Since joining the clinic in 2019, Emma has seen the research team expand and evolve, focusing on both observational trials, which track disease progression, and clinical trials that test potential treatments. “A clinical trial is the study of an investigational product, it’s how we determine efficacy of the drug,” she explains, underscoring the importance of these studies in finding effective treatments.
One of the innovative approaches adopted by the clinic is the HEALEY ALS Platform Trial model. This method allows for the simultaneous evaluation of multiple drugs under a single set of guidelines, streamlining the process and accelerating timelines. “We need to work as fast as this disease does,” Emma notes.
The ALS & Participation in Clinical Research guide, developed in partnership with NEALS (Northeast Amyotrophic Lateral Sclerosis Consortium), aims to help by making it easier for people living with ALS and their families to understand their options and get involved. The guide demystifies clinical trials and studies, making complex information accessible and manageable, particularly during the daunting day of diagnosis and subsequent clinic visits.
A particularly promising area of research at the clinic involves genetic studies and the search for biomarkers, which are measurable characteristics in the body that indicate disease progression or treatment efficacy. The focus is primarily on cerebrospinal fluid and blood. In 2023, the FDA granted accelerated approval for Qalsody for treatment of SOD1-ALS. As the first FDA-approved treatment to target a genetic cause of ALS, it underscores the potential of targeted treatments. Ongoing studies aim to identify reliable biomarkers that could revolutionize how ALS is monitored and treated.

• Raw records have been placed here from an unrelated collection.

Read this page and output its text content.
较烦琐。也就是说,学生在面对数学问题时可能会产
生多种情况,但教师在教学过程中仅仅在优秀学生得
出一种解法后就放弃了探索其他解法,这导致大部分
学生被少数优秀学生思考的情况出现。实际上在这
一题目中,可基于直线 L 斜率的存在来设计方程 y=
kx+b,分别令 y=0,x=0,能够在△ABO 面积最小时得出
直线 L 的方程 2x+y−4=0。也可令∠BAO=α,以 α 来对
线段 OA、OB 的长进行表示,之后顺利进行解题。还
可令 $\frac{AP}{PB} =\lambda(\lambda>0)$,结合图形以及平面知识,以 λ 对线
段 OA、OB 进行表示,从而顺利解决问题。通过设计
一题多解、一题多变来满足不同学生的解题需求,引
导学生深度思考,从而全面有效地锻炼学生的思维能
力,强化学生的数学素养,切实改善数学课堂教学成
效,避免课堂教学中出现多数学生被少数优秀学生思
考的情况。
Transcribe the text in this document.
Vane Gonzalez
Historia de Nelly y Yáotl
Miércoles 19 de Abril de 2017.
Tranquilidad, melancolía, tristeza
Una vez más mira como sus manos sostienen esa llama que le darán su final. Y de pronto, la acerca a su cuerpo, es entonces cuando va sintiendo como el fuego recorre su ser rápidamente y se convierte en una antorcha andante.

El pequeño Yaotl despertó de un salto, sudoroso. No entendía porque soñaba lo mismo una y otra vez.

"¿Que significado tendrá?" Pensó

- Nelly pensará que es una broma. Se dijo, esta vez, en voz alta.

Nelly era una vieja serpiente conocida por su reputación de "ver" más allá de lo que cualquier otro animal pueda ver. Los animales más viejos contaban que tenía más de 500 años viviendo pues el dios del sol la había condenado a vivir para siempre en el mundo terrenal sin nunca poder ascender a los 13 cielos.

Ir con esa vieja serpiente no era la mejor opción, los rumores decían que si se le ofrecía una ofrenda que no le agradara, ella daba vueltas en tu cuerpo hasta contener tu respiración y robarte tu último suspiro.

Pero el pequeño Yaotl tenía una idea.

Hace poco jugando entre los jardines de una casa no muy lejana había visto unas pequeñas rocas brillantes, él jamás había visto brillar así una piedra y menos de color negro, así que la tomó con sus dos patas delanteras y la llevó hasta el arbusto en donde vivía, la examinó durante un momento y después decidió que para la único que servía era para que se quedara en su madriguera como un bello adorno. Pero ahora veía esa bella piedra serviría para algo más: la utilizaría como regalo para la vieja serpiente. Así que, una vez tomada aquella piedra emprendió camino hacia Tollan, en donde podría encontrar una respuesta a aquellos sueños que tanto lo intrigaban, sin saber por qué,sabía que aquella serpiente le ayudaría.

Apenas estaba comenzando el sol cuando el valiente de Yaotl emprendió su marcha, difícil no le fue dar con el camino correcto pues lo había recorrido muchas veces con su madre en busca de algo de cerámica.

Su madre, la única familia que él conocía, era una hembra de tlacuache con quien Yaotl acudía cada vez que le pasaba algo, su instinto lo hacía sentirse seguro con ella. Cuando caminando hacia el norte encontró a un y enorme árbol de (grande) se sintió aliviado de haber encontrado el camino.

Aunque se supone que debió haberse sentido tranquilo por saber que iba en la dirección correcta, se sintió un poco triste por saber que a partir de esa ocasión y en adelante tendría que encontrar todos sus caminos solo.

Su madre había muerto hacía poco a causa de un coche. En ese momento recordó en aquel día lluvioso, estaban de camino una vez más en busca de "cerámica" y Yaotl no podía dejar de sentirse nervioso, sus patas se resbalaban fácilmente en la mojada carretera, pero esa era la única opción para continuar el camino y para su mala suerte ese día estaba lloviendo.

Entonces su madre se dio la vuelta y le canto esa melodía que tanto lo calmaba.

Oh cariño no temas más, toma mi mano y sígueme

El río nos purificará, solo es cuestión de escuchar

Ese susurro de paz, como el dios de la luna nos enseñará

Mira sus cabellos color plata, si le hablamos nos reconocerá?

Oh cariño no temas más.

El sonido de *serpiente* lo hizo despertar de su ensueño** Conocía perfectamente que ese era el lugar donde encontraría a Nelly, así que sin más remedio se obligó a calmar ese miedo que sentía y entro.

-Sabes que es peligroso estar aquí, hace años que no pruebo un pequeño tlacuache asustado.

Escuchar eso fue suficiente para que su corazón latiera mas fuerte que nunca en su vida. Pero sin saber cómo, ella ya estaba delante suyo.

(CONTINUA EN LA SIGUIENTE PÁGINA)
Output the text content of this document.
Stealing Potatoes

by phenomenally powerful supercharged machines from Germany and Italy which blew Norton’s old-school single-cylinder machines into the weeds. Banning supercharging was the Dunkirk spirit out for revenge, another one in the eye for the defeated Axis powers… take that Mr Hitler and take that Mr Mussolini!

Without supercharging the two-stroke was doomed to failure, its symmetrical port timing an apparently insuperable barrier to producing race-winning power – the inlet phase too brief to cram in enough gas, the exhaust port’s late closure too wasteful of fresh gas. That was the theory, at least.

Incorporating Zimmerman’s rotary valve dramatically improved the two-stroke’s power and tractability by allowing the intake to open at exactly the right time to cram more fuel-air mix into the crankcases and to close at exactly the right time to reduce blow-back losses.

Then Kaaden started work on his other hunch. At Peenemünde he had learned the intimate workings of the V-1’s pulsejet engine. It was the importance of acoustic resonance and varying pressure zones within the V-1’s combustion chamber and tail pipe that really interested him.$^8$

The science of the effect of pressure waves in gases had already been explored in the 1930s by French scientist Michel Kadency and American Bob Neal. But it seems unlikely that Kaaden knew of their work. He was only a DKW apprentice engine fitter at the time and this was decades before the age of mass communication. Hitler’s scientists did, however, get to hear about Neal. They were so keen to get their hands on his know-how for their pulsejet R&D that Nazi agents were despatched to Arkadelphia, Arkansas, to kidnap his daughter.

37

Emma is inspired by the profound generosity of people who participate in these trials. Her advice to new researchers or those considering a career in ALS research is to approach people living with ALS with compassion and empathy. Understanding their perspectives and the challenges they face is crucial in conducting meaningful and respectful research.
Through the efforts of the clinical research team, and with the support of resources like the new clinical research guide, the Lois Insolia ALS Clinic continues to make significant strides in the fight against ALS. These advances bring hope to people living with ALS and their families, fostering a collaborative environment where every step forward in research is a step closer to a cure.